Ruxolitinib is a JAK inhibitor increasingly used to treat primary myelofibrosis patients with symptomatic splenomegaly. Although ruxolitinib is highly effective, it may lead to major side effects such as anemia and thrombocytopenia which require dosage adjustment or discontinuation of the drug. Ruxolitinib may also result in pulmonary complications such as the rarely observed ARDS, pulmonary hypertension exacerbations, and pleural effusion [2]. Although there are some cases of respiratory distress that associated with discontinuation of ruxolitinib [8], [9], [10], according to our knowledge, no report on treatment. Although both cytotoxic and immune mechanisms of action may be involved independently or in combination in the tissue expression of different forms of lung injury [11], the mechanism of ruxolitinib-associated acute respiratory distress has not yet been clearly determined. The recommended treatment is to discontinue the drug and initiate symptomatic treatment as well as corticosteroid therapy to avoid the rebound effect of proinflammatory cytokines and inflammatory markers, which were reduced by ruxolitinib [8]. We considered our case as mild ARDS and initiated NIV treatment with CPAP for respiratory distress as well as methylprednisolone at a dose of 1 mg/kg. With the exception of superinfections that may develop in these cases, clinical improvement is expected in 1 week–10 days; our patient completely recovered within 8 days.

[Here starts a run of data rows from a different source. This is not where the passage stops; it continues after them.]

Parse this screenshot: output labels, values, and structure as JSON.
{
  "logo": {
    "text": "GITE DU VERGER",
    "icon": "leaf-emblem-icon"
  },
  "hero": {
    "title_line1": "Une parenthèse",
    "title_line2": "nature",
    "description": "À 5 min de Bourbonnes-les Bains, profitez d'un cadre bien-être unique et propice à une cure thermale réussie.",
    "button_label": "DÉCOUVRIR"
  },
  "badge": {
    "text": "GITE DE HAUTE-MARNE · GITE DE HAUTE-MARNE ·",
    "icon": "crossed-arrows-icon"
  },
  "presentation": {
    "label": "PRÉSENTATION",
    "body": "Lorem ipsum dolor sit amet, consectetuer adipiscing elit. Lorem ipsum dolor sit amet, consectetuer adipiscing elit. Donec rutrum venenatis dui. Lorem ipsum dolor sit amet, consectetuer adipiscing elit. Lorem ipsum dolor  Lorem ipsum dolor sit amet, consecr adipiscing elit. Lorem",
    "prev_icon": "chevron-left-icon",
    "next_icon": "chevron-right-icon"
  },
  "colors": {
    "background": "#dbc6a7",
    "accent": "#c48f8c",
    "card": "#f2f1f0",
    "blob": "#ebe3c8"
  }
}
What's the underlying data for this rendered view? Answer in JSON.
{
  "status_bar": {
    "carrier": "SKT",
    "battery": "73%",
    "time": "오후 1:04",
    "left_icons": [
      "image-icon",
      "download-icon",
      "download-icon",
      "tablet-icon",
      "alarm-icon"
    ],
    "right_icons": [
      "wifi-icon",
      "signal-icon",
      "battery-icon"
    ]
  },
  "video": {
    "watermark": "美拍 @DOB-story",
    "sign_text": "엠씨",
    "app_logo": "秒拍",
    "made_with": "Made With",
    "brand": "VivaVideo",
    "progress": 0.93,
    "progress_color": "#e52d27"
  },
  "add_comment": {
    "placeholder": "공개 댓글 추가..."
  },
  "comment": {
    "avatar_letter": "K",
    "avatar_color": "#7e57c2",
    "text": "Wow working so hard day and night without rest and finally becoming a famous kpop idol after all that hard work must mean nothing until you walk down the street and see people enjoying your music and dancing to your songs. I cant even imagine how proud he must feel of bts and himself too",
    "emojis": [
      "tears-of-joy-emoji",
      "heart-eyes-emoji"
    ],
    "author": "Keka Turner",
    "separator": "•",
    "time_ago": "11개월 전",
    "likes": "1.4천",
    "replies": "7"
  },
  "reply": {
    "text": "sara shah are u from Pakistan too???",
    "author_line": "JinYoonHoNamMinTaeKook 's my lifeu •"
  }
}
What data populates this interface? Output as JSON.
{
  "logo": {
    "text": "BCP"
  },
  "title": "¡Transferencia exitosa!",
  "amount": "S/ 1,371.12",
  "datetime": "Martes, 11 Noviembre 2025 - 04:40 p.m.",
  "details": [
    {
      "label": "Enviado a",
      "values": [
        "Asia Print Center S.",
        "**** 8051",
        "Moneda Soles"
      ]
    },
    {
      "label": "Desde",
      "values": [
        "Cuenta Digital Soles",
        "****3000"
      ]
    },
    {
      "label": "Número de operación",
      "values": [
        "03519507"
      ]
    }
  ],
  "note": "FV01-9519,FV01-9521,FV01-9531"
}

Although there are some reports of respiratory distress that occurred with the discontinuation of treatment, according to our best knowledge, this is the first report of ARDS in a patient with primary myelofibrosis who receiving ruxolitinib. Thus, ARDS should be considered in the cases who were on treatment with ruxolitinib who develop respiratory symptoms.

Conflict of interest

All authors disclosure no Conflict of Interest.